You can't consider yourself a seriously-buff dude if your upper body exists in only two dimensions. You need to add some depth to that torso, and Brandon White knows just how to do it.
Take these three tips and plug them directly into the workout you're doing now, or even better, use them in Bodybuilding.com and MuscleTech's upcoming Buff Dudes and the Journey for the Goblet of Gains 9-week Training Program, which the brothers discussed recently on the Bodybuilding.com podcast.
Tip 1: Pack the Back to Focus on the Front
Many muscle groups are involved in the pressing motion—pecs, triceps, and anterior delts most prominently—so if you want to build a bigger chest, you have to do what you can to make sure that particular muscle group is doing as much of the work as possible.
Many lifters try to remedy this by putting their feet up on the bench, but there's an easier way that allows you to move more weight. It's as simple as pulling the shoulders back—way back—and arching the chest up nice and high.
"When I say isolate, I'm not meaning this is an isolation exercise," Brandon says.
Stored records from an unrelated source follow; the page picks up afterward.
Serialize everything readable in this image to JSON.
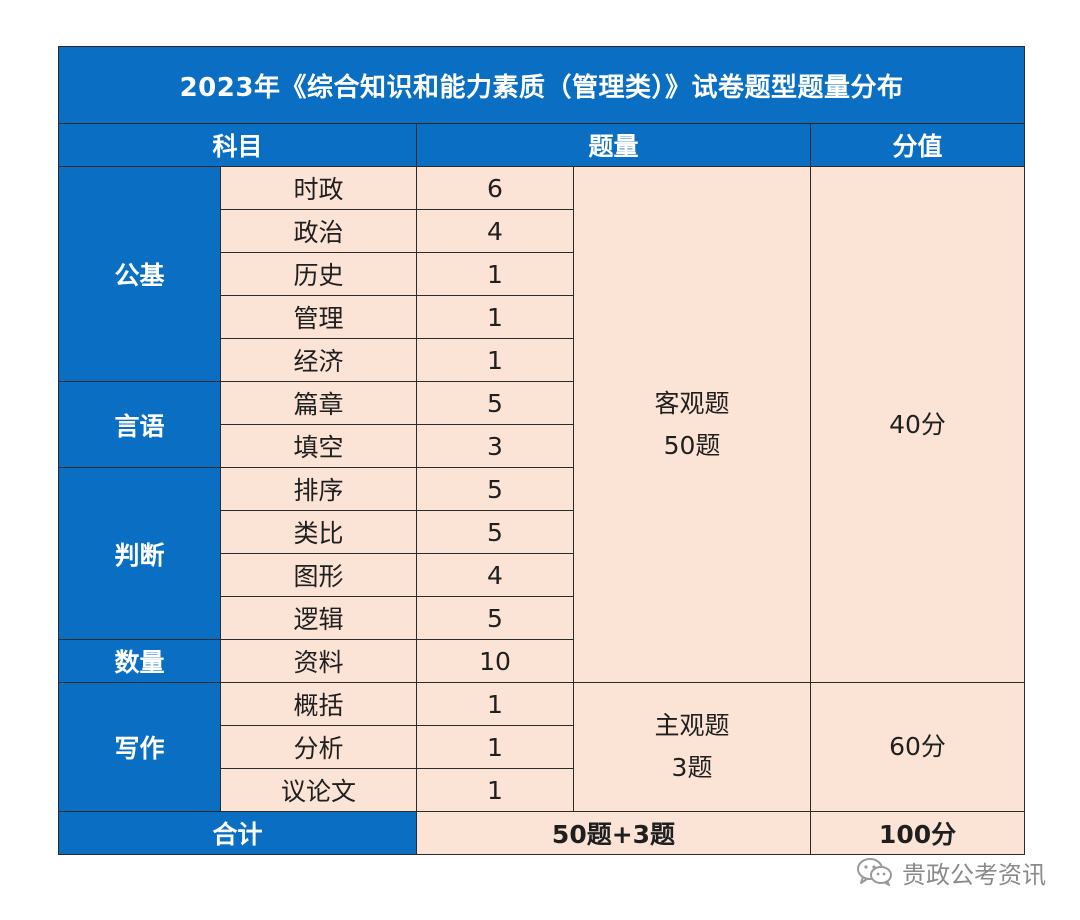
{
  "title": "2023年《综合知识和能力素质（管理类）》试卷题型题量分布",
  "headers": {
    "subject": "科目",
    "count": "题量",
    "score": "分值"
  },
  "categories": {
    "gongji": "公基",
    "yanyu": "言语",
    "panduan": "判断",
    "shuliang": "数量",
    "xiezuo": "写作"
  },
  "rows": [
    {
      "sub": "时政",
      "num": "6"
    },
    {
      "sub": "政治",
      "num": "4"
    },
    {
      "sub": "历史",
      "num": "1"
    },
    {
      "sub": "管理",
      "num": "1"
    },
    {
      "sub": "经济",
      "num": "1"
    },
    {
      "sub": "篇章",
      "num": "5"
    },
    {
      "sub": "填空",
      "num": "3"
    },
    {
      "sub": "排序",
      "num": "5"
    },
    {
      "sub": "类比",
      "num": "5"
    },
    {
      "sub": "图形",
      "num": "4"
    },
    {
      "sub": "逻辑",
      "num": "5"
    },
    {
      "sub": "资料",
      "num": "10"
    },
    {
      "sub": "概括",
      "num": "1"
    },
    {
      "sub": "分析",
      "num": "1"
    },
    {
      "sub": "议论文",
      "num": "1"
    }
  ],
  "objective": {
    "type": "客观题",
    "count": "50题",
    "score": "40分"
  },
  "subjective": {
    "type": "主观题",
    "count": "3题",
    "score": "60分"
  },
  "total": {
    "label": "合计",
    "count": "50题+3题",
    "score": "100分"
  },
  "watermark": {
    "text": "贵政公考资讯",
    "icon": "wechat-icon"
  }
}
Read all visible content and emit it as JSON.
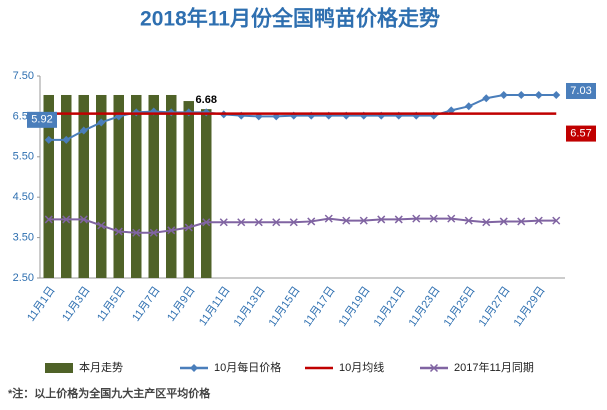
{
  "chart_data": {
    "type": "combo",
    "title": "2018年11月份全国鸭苗价格走势",
    "footnote": "*注：以上价格为全国九大主产区平均价格",
    "categories": [
      "11月1日",
      null,
      "11月3日",
      null,
      "11月5日",
      null,
      "11月7日",
      null,
      "11月9日",
      null,
      "11月11日",
      null,
      "11月13日",
      null,
      "11月15日",
      null,
      "11月17日",
      null,
      "11月19日",
      null,
      "11月21日",
      null,
      "11月23日",
      null,
      "11月25日",
      null,
      "11月27日",
      null,
      "11月29日",
      null
    ],
    "ylim": [
      2.5,
      7.5
    ],
    "yticks": [
      {
        "value": 2.5,
        "label": "2.50"
      },
      {
        "value": 3.5,
        "label": "3.50"
      },
      {
        "value": 4.5,
        "label": "4.50"
      },
      {
        "value": 5.5,
        "label": "5.50"
      },
      {
        "value": 6.5,
        "label": "6.50"
      },
      {
        "value": 7.5,
        "label": "7.50"
      }
    ],
    "series": [
      {
        "name": "本月走势",
        "kind": "bar",
        "color": "#4f6228",
        "values": [
          7.03,
          7.03,
          7.03,
          7.03,
          7.03,
          7.03,
          7.03,
          7.03,
          6.88,
          6.68,
          null,
          null,
          null,
          null,
          null,
          null,
          null,
          null,
          null,
          null,
          null,
          null,
          null,
          null,
          null,
          null,
          null,
          null,
          null,
          null
        ]
      },
      {
        "name": "10月每日价格",
        "kind": "line",
        "marker": "diamond",
        "color": "#4a7ebb",
        "values": [
          5.92,
          5.92,
          6.15,
          6.35,
          6.5,
          6.6,
          6.62,
          6.6,
          6.6,
          6.6,
          6.55,
          6.52,
          6.5,
          6.5,
          6.52,
          6.52,
          6.52,
          6.52,
          6.52,
          6.52,
          6.52,
          6.52,
          6.52,
          6.65,
          6.75,
          6.95,
          7.03,
          7.03,
          7.03,
          7.03
        ]
      },
      {
        "name": "10月均线",
        "kind": "line",
        "marker": "none",
        "color": "#c00000",
        "values": [
          6.57,
          6.57,
          6.57,
          6.57,
          6.57,
          6.57,
          6.57,
          6.57,
          6.57,
          6.57,
          6.57,
          6.57,
          6.57,
          6.57,
          6.57,
          6.57,
          6.57,
          6.57,
          6.57,
          6.57,
          6.57,
          6.57,
          6.57,
          6.57,
          6.57,
          6.57,
          6.57,
          6.57,
          6.57,
          6.57
        ]
      },
      {
        "name": "2017年11月同期",
        "kind": "line",
        "marker": "x",
        "color": "#8064a2",
        "values": [
          3.95,
          3.95,
          3.95,
          3.8,
          3.65,
          3.62,
          3.62,
          3.68,
          3.75,
          3.88,
          3.88,
          3.88,
          3.88,
          3.88,
          3.88,
          3.9,
          3.97,
          3.92,
          3.92,
          3.95,
          3.95,
          3.97,
          3.97,
          3.97,
          3.92,
          3.88,
          3.9,
          3.9,
          3.92,
          3.92
        ]
      }
    ]
  }
}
After all, the bench press is about as compound as they come, right?
Instead, he says, "You're going to help work and concentrate on that chest by pulling those shoulders back and keeping them nice and tight—that way the chest is going to do most of the work."
When your shoulders roll forward, the anterior delts take over. This means the chest deactivates and doesn't get the full benefit of the exercise. Yes, this sounds easy, but be warned: You really have to concentrate throughout the range of motion to isolate the chest. If you don't, all the pressing in the world won't help you build your chest.
Coincidentally, this cue will also help you move the most weight on the bench, and also make it as shoulder friendly as possible. You're welcome.
Tip 2: Stop Clinking Those Dumbbells!
Buff lifters around the world know that time under tension is one of the singular keys for muscle growth. Plenty of wannabe-buff lifters know it too, but struggle to actually put it into practice. Here's how to make it work for your chest.
Brandon demonstrates how to use time under tension while performing the incline dumbbell chest fly, pausing just before his arms reach the top.
As he explains, "when you reach the top, it's actually going to deactivate the muscle because there's not really any tension on the muscle itself anymore because it's not going through any kind of motion or contraction."
In other words, it's a mini rest period that you haven't earned yet.
Pausing just before the muscle stops working at the top of the exercise maintains that constant tension you need to grow those pecs. That may not sound like a major change, but it is. To see just how different it is, do a set where you go all the way to 100 percent contraction, and another where you stop at 85-90 percent. Even though the latter is a shorter ROM, it should feel far more difficult.
Time under tension can be boosted in any chest exercise, including the bench press.
"When you complete the range of motion and lock out, the chest doesn't have any tension on it because everything is locked out," explains Brandon. "Once you start bending your elbows, immediately the chest has to activate to control the weight."
By keeping the primary muscle group active, you take full advantage of every exercise and stimulate your chest to get bigger, faster.
Tip 3: Make Your Triceps a Higher Priority
There's a reason why chest and triceps are so commonly trained together in training splits. If you really want to build your front, the backs of your arms will have plenty to say about how hard you can push it.
"In any kind of pressing motion, the triceps are going to be a pretty big secondary muscle group. If you're hitting that bench press pretty hard, and you're trying to go up in weight, building that strength, and you hit a plateau—it might not be your chest—it might be your triceps."
His solution for bigger chest gains? Don't forget to work your triceps. Every bit of size and strength you add there will pay off big-time. So even if you're already training arms elsewhere in the week, don't be afraid to add extra work, or even an extra session, focusing on moves like these:
- Skull-crusher
- Rope extension
- Close-grip bench
- Triceps dip (body upright, elbows tight to body)
- French press
Need more ideas? The Buff Dudes even created a video about five forgotten triceps exercises that will help you overload those horseshoes. That way, they won't hold you back from building that double-barreled Buff Dudes-sized chest.